Welcome to my second life

I am 35 years into my second life, which began when I fled the Soviet Union 
February 7, 2025

I have always found shopping for food in France an almost sensuous delight, particularly when buying fruit and vegetables. I don’t know how they manage to make their salad leaves so bright-green and their tomatoes so unabashedly red. 

While on holiday in Normandy last summer, I couldn’t tear my gaze away from a graceful plywood basket of tomatoes in a huge hangar-like Carrefour supermarket. So different was its shape and design to the packaging of its British equivalents that I felt compelled to acquire it and bring it back home to the UK. Emptied of the tomatoes, the minibasket is standing on my desk as I write these lines. I think I now know the secret of its attraction: it reminds me of the last day of my life, 35 years ago.

Before you call a mental health responder, let me briefly take you back to the snow-ridden Moscow of 31st January 1990—my last ever day in the USSR and, as looks increasingly likely now, in Russia too. It was on this night that I set to clandestinely leave the country, never to return—a deed that, according to the Soviet Criminal Code, was punishable by a long prison sentence, even death. As the Soviet Union’s first investigative journalist who had found himself and his family under the unbearable pressure of the authorities, I had no other option.

Shortly before midday, I took a Metro train from the suburb, where we lived, to the Union of Journalists building in the city centre to pick up the badge and diploma which went with my newly won Ilf and Petrov Award for satirical journalism. This was the schizophrenic reality of Moscow in the late 1980s to the 1990s. A maverick hack could receive awards while still being persecuted and spied upon.

In Pushkin Square, a long line of about 8,000 people—cordoned by police and enclosed with turnstiles—was snaking along the snow towards the country’s first ever McDonald’s restaurant, which had opened just that morning. I calculated that it would take a five- to seven-hour wait in the freezing cold to get inside. The happy ones, who had already managed to get the taste of a Big Mac and survived, would emerge clutching freebies. These included “western-looking” disposable cups, plates and bowls, which they would take home and use for years to come as tableware, or even as flowerpots!

A resilient and empathetic granny, pressing half a dozen empty plastic containers from chips and burgers to her chest, handed one over to me graciously: “Here you go, young man. Take it home!”

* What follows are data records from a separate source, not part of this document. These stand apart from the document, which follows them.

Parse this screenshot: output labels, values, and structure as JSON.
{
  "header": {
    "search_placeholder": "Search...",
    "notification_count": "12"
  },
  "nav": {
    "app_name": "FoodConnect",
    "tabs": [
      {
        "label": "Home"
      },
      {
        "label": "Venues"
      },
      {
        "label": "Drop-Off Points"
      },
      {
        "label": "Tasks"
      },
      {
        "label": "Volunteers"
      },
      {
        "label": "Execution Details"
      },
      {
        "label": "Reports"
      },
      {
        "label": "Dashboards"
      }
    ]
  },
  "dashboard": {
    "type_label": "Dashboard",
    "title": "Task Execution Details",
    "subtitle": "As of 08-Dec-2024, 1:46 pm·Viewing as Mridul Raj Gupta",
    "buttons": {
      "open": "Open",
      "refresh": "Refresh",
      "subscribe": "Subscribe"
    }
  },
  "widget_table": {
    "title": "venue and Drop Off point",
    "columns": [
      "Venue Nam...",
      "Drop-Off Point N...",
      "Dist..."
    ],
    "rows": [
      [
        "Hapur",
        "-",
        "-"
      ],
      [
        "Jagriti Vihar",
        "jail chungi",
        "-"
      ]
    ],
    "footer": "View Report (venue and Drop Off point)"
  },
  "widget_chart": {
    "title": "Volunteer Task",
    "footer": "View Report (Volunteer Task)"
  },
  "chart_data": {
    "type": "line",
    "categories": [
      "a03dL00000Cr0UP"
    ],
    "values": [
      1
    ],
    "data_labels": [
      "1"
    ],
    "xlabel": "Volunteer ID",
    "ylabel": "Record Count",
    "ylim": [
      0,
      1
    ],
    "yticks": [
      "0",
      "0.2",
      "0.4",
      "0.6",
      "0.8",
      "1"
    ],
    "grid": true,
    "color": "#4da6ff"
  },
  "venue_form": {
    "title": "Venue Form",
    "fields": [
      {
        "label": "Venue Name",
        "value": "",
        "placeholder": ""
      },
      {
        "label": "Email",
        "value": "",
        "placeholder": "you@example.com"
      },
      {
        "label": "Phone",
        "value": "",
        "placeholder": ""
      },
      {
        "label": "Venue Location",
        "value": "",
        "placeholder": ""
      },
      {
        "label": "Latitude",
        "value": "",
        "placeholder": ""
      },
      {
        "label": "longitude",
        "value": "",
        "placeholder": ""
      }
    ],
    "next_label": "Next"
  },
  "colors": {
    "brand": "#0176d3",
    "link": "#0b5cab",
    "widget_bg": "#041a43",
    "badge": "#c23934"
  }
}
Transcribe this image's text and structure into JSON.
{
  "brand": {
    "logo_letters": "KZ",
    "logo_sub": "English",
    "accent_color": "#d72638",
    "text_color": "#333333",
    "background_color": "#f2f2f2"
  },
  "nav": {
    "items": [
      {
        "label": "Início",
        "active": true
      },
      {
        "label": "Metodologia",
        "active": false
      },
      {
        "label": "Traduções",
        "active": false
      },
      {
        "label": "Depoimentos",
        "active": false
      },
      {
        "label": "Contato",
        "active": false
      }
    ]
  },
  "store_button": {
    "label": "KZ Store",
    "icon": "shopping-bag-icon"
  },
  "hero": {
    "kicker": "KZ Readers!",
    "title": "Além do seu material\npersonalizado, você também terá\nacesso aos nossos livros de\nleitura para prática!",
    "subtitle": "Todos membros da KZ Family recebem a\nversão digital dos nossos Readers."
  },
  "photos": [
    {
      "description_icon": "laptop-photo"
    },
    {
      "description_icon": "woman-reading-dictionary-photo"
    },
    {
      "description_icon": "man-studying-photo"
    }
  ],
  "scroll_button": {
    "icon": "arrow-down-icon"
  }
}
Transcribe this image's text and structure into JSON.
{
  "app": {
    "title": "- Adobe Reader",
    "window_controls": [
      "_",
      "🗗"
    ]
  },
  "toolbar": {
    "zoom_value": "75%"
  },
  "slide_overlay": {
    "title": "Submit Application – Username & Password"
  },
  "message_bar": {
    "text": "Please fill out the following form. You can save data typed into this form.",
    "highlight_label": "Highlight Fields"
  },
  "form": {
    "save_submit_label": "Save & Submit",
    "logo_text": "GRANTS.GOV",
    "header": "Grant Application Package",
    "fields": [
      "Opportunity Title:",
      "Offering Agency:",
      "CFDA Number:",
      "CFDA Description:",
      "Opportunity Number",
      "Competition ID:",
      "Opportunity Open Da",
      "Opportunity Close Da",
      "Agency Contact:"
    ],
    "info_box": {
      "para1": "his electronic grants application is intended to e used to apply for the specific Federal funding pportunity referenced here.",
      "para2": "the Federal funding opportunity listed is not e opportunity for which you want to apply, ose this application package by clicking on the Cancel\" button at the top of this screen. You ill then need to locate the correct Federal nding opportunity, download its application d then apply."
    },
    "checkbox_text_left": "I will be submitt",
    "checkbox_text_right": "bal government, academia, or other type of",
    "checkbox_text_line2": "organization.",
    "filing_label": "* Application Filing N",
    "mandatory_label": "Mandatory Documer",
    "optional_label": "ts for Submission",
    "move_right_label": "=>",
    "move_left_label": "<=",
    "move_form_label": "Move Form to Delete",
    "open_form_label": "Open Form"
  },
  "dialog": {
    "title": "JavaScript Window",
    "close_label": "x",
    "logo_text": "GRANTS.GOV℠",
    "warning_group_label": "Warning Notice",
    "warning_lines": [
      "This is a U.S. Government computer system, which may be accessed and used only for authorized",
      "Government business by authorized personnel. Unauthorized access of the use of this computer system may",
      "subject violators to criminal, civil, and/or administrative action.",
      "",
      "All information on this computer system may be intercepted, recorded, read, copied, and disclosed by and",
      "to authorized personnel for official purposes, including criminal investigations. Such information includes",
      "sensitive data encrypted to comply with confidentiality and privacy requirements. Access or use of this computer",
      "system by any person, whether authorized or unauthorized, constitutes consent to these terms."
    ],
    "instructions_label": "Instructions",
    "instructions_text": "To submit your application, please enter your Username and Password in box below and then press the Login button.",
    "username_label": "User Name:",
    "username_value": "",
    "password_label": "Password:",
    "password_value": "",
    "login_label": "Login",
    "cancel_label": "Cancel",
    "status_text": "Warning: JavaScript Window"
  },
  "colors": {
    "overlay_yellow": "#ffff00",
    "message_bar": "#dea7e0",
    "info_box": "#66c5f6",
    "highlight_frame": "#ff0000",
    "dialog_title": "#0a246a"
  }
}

The bowl looked nice and thoroughly un-Soviet (at least in my “Soviet” eyes), not dissimilar in shape to the Carrefour minibasket of tomatoes, an unexpected and unasked-for reminder of my previous, Soviet, life. Just like a timid trickle at the source of a major river, small and seemingly unimportant details can trigger a strong flow of memories.

Yes, having spent 36 years in a grotesque and cruel totalitarian state, I am now in the 35th year of my “second life” (not to be confused with the eponymous virtual-reality online game) in a thoroughly different environment. I now live in an alternative universe of sorts: a new society with new friends, new values. And although I was fluent in English long before my defection, it took me some time to be able to call it my “second mother tongue”, the language in which I now talk, write, think, teach and even dream. 

The man in that first life was born in the now war-torn Ukrainian city of Kharkiv and spent his childhood in an unmapped “closed town” outside Moscow, where both my parents worked at a top-secret military facility. His youth was spent in the Soviet Ukraine and adulthood in Moscow. That “first life” ended with a peaceful, sudden death at the age of 36, the moment he crossed the border by train near Brest on 1st February 1990. 

I had to start my new western life from scratch: from the first rented flat in Highgate, where my son went to school and where I still occasionally visit to indulge in nostalgia. I view it as my true place of birth; my first life’s birthplace in Kharkiv has been bombed out of existence.

My second life’s “childhood” was spent in Australia, where, as a successful columnist and writer, I faced—for the first time—both the bright and the dark side of western freedoms. The second adulthood spanned over the UK, Europe, the United States and elsewhere. The main lesson learned from this period was that excessive travel can do more harm than good, and that you are in danger of losing more than you find when constantly on the road.

My second life has now become more settled and happier. As for the second death, it has not yet happened, as you might have guessed, meaning I still have the time to write about my second life as it goes on, every month, in this column.

An extended food-warning label for the columns to come: my writing will contain flashbacks to my previous life. This is simply unavoidable for somebody called Vitali Vitaliev. I have two “vitae”—lives—in my very name!

To use another metaphor: you can replace the wallpaper and rearrange furniture in the imaginary house of your childhood, but you can never alter the view from its windows.